ST. PAUL -- A state senator says he blocked spending $60 million of federal health program money in Minnesota because he did not have enough information about how the money would be spent.

"It is my intention to give every federal grant scrutiny," Sen. David Hann, R-Eden Prairie, said Tuesday after Democratic Gov. Mark Dayton scolded him for blocking spending that would improve Minnesotans' health.

Hann, however, said Dayton commissioners told him that none of the money in question would go directly to sick Minnesotans.

Dayton earlier said $25 million was involved.

Funds being questioned would go to programs ranging from regulating water wells to keeping elderly Minnesotans in their homes longer.

The Democratic governor called Hann's action "undemocratic and unconscionable."

The senator is a member of the Legislative Advisory Commission and requested more information about some federal programs, a request that under state law stopped the state from receiving the federal money.

Dayton administration officials are preparing a new request to Washington that they hope will either get the commission's approval or at least not produce an objection.

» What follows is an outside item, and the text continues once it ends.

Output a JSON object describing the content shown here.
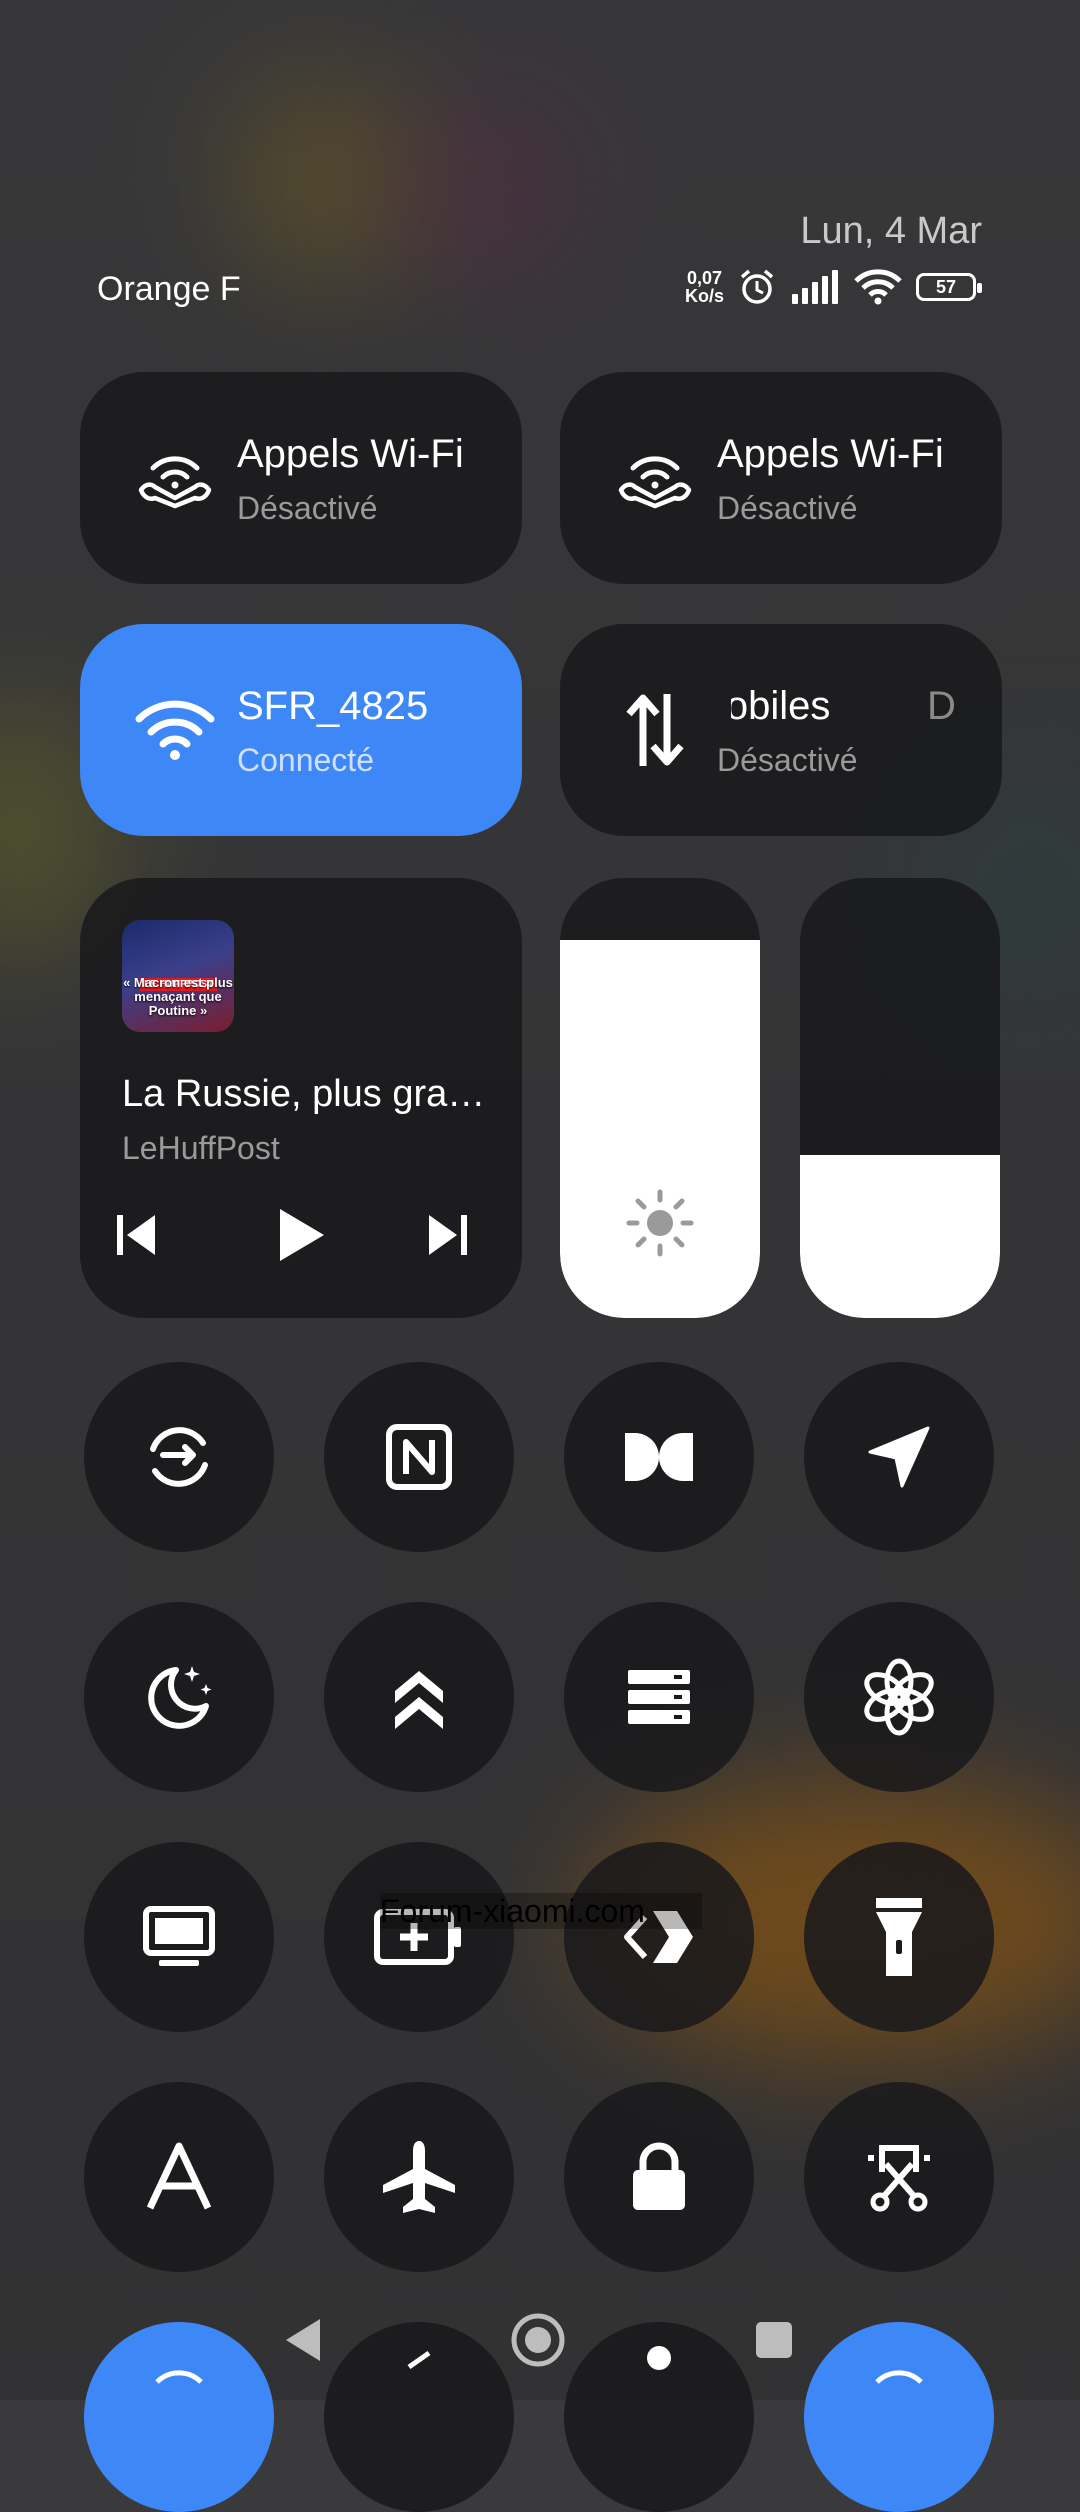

Commissioner Jim Schowalter of Minnesota Management and Budget plans to submit the new documents accepting federal funds under an "urgent" banner, which could get around any Legislative Advisory Commission veto.

Dayton and his commissioners said thousands of Minnesota could lose health assistance in the next five years, including:

- Those who could benefit from $18 million in aid to people with chronic diseases.

- Children who could receive cancer diagnosis quicker.

- More than a million Minnesotans who use private wells for drinking water; a federal program provides money to manage the wells.

- Senior citizens who could be identified as having dementia earlier and speed treatment.

- Elderly Minnesotans who could remain in their homes longer rather than going to facilities such as nursing homes.

Dayton's commissioners said none of the federal programs would require added state money, and when the programs end there would be no need for the state to continue them.

Human Services Commissioner Lucinda Jesson said she would expect the federal programs to reduce state spending in the long term because they would result in healthier Minnesotans that would not require as much state health aid.

"Sen. Hann's unilateral action puts his own personal ideology before the welfare of many thousands of Minnesotans," said Sen. Tony Lourey, DFL-Kerrick. "This is an egregious abuse of legislative authority, and one more reason we cannot afford the extreme political agenda of the current GOP-led legislature."

Hann responded to Dayton's remarks with: "Frankly, I'm troubled by the governor's personal, hostile attacks on me."

The senator said that he just wants to get more information on how the money would be spent, and the law required the state to reject the funds once he began asking questions. He said he still does not have enough information.

"The grant requests were vague," Hann said.

As chairman of the Senate Health and Human Services Committee, Hann said, he likely will call a committee meeting to discuss the federal grants and recommend whether they should be accepted.

Don Davis reports for Forum Communications Co.